Cotton might absorb moisture better, but it doesn't cool you as well as rayon does. Hence, this round goes to rayon.
Cotton Vs Rayon: Which is Better for Sheets?
Rayon sheets made from bamboo are breathable, thermoregulating, hypoallergenic, moisture-wicking, soft, and is bacteria and odor resistant. Impressive, isn't it? Bamboo rayon sheets are made from bamboo fibers and they are one of the most popular sheets on the market.
Cotton sheets, especially Egyptian cotton sheets, are also breathable, soft, and of the highest quality. Unlike bamboo sheets, the quality of cotton sheets depends on the thread count. The higher the thread count, the higher it's quality and vice versa. Both sheets are durable and will last up to 15 years. However, cotton sheets absorb a lot of sweat and oil from the body. This means it's likely to discolor over time.
Bamboo rayon sheets are highly sorted after for their hypoallergenic properties. This quality makes it a good fit for people with sensitive skins. Its moisture-wicking abilities also mean it can prevent bacteria growth on your beddings which will, in turn, dispel odors.
Cotton and rayon are two great fibers for creating quality sheets, but rayon is slightly better. Hence, this round goes to rayon.
Cotton Vs Rayon: Fabric Blends
Cotton can blend well with other fibers lending it comfort, softness, and breathability. With those positive properties to offer, cotton is commonly blended with other fibers in the textile industry.
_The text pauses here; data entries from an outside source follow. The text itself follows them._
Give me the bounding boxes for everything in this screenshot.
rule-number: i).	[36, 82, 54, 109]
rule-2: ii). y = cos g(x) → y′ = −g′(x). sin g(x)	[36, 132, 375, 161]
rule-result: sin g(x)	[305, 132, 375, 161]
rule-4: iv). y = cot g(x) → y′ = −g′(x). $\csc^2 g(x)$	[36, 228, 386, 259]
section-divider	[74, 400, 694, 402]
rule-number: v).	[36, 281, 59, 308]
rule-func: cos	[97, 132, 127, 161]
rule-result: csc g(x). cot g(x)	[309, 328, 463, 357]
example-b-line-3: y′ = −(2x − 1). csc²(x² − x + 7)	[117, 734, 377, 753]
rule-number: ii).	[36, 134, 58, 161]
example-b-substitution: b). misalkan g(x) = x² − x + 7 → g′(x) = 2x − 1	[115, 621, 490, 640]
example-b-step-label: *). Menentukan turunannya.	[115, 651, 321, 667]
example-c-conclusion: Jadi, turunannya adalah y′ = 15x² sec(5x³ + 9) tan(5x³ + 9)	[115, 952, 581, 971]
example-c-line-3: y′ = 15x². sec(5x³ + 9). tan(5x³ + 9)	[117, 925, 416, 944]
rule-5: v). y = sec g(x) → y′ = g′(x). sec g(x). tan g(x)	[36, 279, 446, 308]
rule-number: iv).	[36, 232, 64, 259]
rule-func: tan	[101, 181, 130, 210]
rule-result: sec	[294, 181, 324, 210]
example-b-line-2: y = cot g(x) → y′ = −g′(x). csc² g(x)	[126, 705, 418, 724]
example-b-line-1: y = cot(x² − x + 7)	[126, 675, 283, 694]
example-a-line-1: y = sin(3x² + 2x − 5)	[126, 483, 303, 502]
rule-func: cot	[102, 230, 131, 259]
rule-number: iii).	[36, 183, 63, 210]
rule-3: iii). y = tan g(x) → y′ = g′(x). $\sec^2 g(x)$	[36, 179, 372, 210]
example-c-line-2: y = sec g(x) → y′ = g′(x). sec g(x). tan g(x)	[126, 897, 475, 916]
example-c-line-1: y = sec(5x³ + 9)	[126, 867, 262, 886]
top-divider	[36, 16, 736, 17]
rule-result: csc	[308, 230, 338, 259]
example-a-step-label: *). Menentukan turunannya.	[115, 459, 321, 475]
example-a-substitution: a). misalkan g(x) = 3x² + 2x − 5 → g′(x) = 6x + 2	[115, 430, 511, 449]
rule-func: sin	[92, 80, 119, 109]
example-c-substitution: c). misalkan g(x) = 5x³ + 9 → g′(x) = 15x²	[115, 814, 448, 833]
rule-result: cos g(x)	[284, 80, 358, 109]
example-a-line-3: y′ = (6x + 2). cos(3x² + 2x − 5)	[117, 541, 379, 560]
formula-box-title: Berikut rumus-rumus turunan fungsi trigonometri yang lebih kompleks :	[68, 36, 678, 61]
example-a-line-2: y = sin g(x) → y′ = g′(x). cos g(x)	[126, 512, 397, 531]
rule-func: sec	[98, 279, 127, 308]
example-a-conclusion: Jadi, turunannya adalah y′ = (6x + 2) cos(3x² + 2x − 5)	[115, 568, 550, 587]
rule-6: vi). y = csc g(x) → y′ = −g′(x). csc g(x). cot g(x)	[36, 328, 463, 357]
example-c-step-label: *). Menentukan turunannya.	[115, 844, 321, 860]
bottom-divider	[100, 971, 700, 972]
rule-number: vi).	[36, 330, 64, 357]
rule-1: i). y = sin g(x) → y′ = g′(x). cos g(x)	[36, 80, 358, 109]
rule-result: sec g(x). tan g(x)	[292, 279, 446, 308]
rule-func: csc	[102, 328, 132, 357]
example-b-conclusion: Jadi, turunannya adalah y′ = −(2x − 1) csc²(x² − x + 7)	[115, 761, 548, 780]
On the other hand, rayon can also blend with other fibers although not quite as well as cotton. When making a rayon blend, it's important to use around 30% rayon or lower. This allows the fabric blend to bring the positive properties of rayon without retaining much of its negative properties.
That said, you can blend either cotton or rayon with other fibers. Hence, I'll call this round a tie.
Cotton Vs Rayon - In Conclusion: Final Verdict
Cotton and rayon are two formidable fibers that are used to make apparel of different types. They both have their strong suits and weaknesses as has been highlighted above.
We've had 7 rounds of comparison according to their properties with 3 rounds going to cotton, 2 going to rayon, and 2 ending in a tie. This indicates that both fibers can hold their own and have a lot of positive properties to offer.
However, cotton is the more popular fiber and from the comparison above, it's clear that it's better than rayon albeit not significantly. It's not a landslide victory, but cotton is the more superior fiber.